Stealthy startup Digital Lumens Inc. has decided to shine a light on itself, revealing its technology — a combination of LED lighting, wireless mesh networking and management software that the company says can reduce the electrical cost of lighting an industrial facility by as much as 90 percent.
Since it was founded in February of 2009, Boston-based Digital Lumens has taken in $11.3 million in funding through two rounds, and piloted its technology in a handful of facilities. The key to the way the company can cut power costs for its customers is that the individual LED-based lighting modules — which replace a large overhead incandescent of fluorescent light — can be each controlled to run on or off only at specific times or in response to specific cues, such as a person coming into its lighting zone. The idea is to stop warehouses or other large buildings from having to light up areas all day or night, when there isn’t anyone there needing the light.
“It’s about a $15 billion marketplace we are addressing initially,” said Tom Pincince, president and CEO of Digital Lumens. “The company has about 16 trial installations to demonstrate those savings to customers.”

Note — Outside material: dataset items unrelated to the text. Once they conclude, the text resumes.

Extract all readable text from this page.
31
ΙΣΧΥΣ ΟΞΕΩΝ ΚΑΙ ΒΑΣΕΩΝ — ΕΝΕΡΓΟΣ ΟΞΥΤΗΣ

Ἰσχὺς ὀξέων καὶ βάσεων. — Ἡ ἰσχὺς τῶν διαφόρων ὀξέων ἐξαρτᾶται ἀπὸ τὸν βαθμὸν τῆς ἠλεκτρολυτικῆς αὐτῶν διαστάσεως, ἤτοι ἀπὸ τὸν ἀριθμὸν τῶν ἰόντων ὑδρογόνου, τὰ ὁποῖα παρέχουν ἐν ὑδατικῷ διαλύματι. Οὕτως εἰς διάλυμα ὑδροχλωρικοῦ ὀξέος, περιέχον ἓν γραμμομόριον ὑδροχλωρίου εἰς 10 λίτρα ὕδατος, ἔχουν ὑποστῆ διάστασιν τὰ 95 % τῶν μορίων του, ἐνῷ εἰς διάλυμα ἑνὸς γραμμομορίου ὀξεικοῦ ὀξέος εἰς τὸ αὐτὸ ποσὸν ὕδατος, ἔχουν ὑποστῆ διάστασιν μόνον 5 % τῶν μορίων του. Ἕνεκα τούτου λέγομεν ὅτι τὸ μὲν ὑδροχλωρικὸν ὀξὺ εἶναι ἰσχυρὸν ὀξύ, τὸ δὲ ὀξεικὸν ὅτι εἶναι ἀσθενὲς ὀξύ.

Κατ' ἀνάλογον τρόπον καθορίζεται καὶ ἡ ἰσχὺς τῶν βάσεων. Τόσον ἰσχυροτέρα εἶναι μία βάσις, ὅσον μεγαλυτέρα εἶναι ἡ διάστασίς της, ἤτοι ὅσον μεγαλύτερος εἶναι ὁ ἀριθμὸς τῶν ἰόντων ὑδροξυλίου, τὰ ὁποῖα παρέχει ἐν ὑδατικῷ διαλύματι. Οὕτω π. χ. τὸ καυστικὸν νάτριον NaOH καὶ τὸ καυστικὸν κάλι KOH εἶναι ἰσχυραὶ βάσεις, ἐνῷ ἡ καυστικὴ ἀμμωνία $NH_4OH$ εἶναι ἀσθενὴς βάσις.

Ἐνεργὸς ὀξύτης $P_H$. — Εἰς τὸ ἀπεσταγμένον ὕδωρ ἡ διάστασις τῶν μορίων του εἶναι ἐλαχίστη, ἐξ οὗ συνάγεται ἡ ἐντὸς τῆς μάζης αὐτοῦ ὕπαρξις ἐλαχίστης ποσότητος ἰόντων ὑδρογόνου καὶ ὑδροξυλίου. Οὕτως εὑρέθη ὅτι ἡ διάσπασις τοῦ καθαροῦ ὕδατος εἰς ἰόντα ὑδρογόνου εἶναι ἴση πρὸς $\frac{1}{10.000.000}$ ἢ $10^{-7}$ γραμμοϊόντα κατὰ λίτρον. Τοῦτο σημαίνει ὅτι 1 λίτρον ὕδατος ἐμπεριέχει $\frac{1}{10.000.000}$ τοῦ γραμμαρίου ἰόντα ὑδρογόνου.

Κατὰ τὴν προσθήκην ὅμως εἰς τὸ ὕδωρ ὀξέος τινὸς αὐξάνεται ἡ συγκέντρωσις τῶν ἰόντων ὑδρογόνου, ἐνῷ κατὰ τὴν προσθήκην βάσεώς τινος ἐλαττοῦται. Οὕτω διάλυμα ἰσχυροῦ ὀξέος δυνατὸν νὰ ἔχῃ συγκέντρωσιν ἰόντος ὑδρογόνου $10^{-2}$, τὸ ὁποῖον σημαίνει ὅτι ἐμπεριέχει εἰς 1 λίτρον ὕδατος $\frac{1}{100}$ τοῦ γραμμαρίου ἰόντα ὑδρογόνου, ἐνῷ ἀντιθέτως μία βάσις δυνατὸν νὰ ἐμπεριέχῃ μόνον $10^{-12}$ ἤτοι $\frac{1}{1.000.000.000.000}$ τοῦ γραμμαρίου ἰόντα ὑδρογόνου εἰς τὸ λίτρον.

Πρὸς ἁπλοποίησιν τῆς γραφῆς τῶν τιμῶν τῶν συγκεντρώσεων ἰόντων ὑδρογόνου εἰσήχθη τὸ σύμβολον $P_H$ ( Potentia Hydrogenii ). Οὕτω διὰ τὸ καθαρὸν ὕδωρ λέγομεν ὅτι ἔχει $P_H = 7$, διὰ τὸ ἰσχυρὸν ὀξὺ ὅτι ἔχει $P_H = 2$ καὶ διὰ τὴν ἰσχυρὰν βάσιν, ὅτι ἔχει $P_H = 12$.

While the company is buying some off-the-shelf components such as the LEDs in the lighting modules, the entire system was designed by Digital Lumens from the ground up, according to Pincince. He knows the networking end of the equation, having founded Brix Networks, and before that New Oak Communications. Digital Lumens' co-founder and CTO Brian Chemel brings the lighting control expertise, having been director of control product development at Color Kinetics. The second co-founder also hails from Color Kinetics, director of engineering Colin Piepgras, who was leader of the mechanical and concept development teams at Color Kinetics.
When Mass High Tech first covered Digital Lumens in May of 2009, they had just received their first funding round — $6.3 million from Flybridge Capital Partners, Black Coral Capital and Stata Venture Partners. At the time they were located in the offices of Groom Energy Solutions Inc. in Salem, which Pincince describes as serving as a type of incubator for Digital Lumens. The company — now with 15 employees — moved to Boston shortly after that and raised another round, worth $5 million, in December.
Pincince also credits Groom Energy with showing them that the company’s success hinged on getting their technology to a cost point that could give the customers a payback on the investment in three years or less.
According to Pincince, the average installation costs about $500,000 and out of the gate they can achieve that speed of return on investment for their customers.
“This payback issue, that was key. You can have all this whizbang things — ‘Gee I can turn my lights off with my iPod’ — but that was what Groom Energy brought to us and we took that to heart,” Pincince said.